When combining biometrics with other technologies, additional threats need to be analysed and countered by appropriate security measures. One example for this which has been discussed above is storage of biometric reference data on RFID chips. The confidentiality of these biometric reference data among others strongly depends on control over the biometric system (or system) and effectiveness of access control mechanisms for the biometric data stored on the RFID chip. Development of additional technical security solutions is required before these technologies can be used securely in combination. This applies to all Types as discussed above. Obviously this was not done sufficiently for MRTDs such as the ePassport (Type I c government controlled ID model). As a consequence, Basic Access Control (BAC) as the access control mechanisms applied for today’s MRTDs shows a number of severe weaknesses. The weak part of encryption can be that the secret key has to be shared with widespread use. There are methods available to store a digital feature available which can not easily be computed back to the real biometric feature.

As RFID is developed for wireless and remote readability, tracking of passport holders is a potential additional threat compared to purely paper based passports. To prevent tracking several measures such as Faraday cages, randomly chosen identifiers for the RFID chip and cryptographic access control mechanisms can be used. Unfortunately, the implementation of these measures is insufficient or missing, so that under certain circumstances tracking of passport holders seems to be well possible. An additional threat is tracking using biometric raw data (especially the digital photos) stored on the RFID chip. As the range of readers can be extended up to 50 cm, unrecognised readout of the raw data and abuse for tracking purposes using hidden cameras and biometric matching systems is a possible scenario.  

A possible solution to prevent unauthorised readout of RFID chips is to use them only in an active mode (dual port chips). In this case the data subject has to power up the RFID holding device by a wilful act before the chip can be read by an external device. Such a scheme greatly reduces the possible physical points of attack. 

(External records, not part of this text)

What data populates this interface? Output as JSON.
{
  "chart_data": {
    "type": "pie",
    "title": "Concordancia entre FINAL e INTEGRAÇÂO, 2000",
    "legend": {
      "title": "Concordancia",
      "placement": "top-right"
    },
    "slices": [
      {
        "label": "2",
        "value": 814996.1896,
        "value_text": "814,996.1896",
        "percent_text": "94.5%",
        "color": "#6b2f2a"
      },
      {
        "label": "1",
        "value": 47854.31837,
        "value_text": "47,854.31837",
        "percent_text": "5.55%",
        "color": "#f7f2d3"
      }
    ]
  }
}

Concluding remarks on security and privacy aspects of biometrics 

Biometric systems contain numerous sensitive points which may be attacked by impostors or attackers that intend to make the biometric system inoperative. The aim of an attacker is to manipulate the system in a way that it produces untrustworthy or wrong results. For the points of attack which have been identified, appropriate countermeasures shall be taken both on a conceptual as on an organisational level before a biometric system is put into use. Direct attacks on the physical biometric characteristic of a subject are conceptually not avoidable and the risk that such an attack succeeds is difficult to estimate. In addition to the security threats biometric systems pose also several and significant privacy risks which have been summed up above. These security and privacy threats are elements which need to be taken into account when evaluating the proportionality and the efficiency of the use of a biometric system for a specific purpose and in the context of a specific type of application (see above, section 3.3.3). Biometric applications should not be introduced if the privacy and security threats for individuals are disproportionate in comparison with to the benefits of the system.